There is a lot of pain, hurt, anger, sadness, depression and more. But in the knowledge of God’s sovereignty I find my way, and I am constantly trying to point others in this same direction. Every time we feel lost, every time our emotions are overwhelming, every time we find ourselves struggling to find out the why in a situation, we must always come back to what we know to be true. I don’t know a lot of things, but I do know this: God is still God; He still sits on His throne; He is still sovereign; He is still in control; He is still aware of all things; He is never caught by surprise; He is always paying attention. God does not just know about my tomorrows; He is already there.

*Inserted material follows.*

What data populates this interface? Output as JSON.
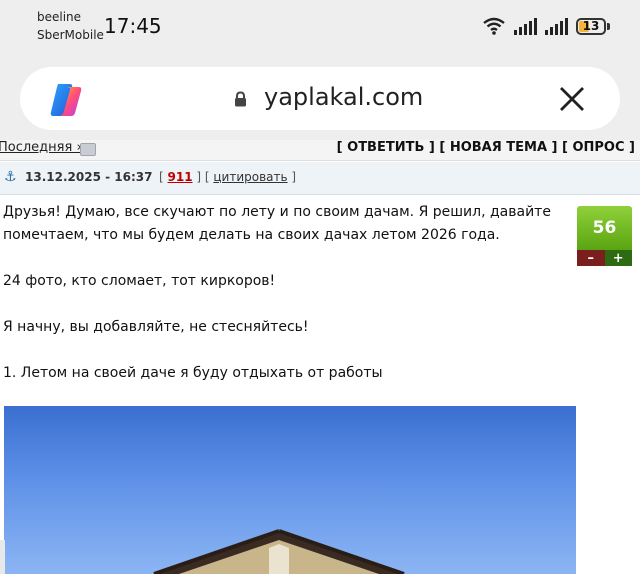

So I will continue to ask God to prepare me for the future. I will continue to ask God to help me be submissive to His will. I am reminded that God does things that bring Him glory and are for our own good. I cannot, in this moment, see how this accident is for our good. But I have already seen many times where God has been glorified in the midst of this. Many of our church family have had multiple Gospel opportunities and open doors to share about Jesus. The Salliotte’s, Novak’s and Newman’s have continued to praise God in the storm, even when it’s hard!
When I have been asking “Why?”, I am reminded of what God said in Isaiah 55:8 – “For My thoughts are not your thoughts, and your ways are not My ways.” When I question the timing of this all, I think about Job who lost everything, yet in Job 1:20-22 it says, “Then Job stood up, tore his robe, and shaved his head. He fell to the ground and worshiped, 21 saying: ‘Naked I came from my mother’s womb, and naked I will leave this life. The Lord gives, and the Lord takes away. Praise the name of Yahweh.’ 22 Throughout all this Job did not sin or blame God for anything.” When I wonder when we will make sense of this, I think of how God answered Job’s “why” with a reminder that He alone is God, and I am not. When I feel like God does not know or care about me, I remember Psalm 139:17-18, “17 How precious also are Your thoughts to me, O God ! How vast is the sum of them! 18 If I should count them, they would outnumber the sand. When I awake, I am still with You.”
So what about you? Do you trust God with your future? Are you willing to be submissive to Him no matter where the path leads? Will you let go of trying to control your future and allow God to be God? When we are at that point, we are simply and finally walking by faith and not by sight.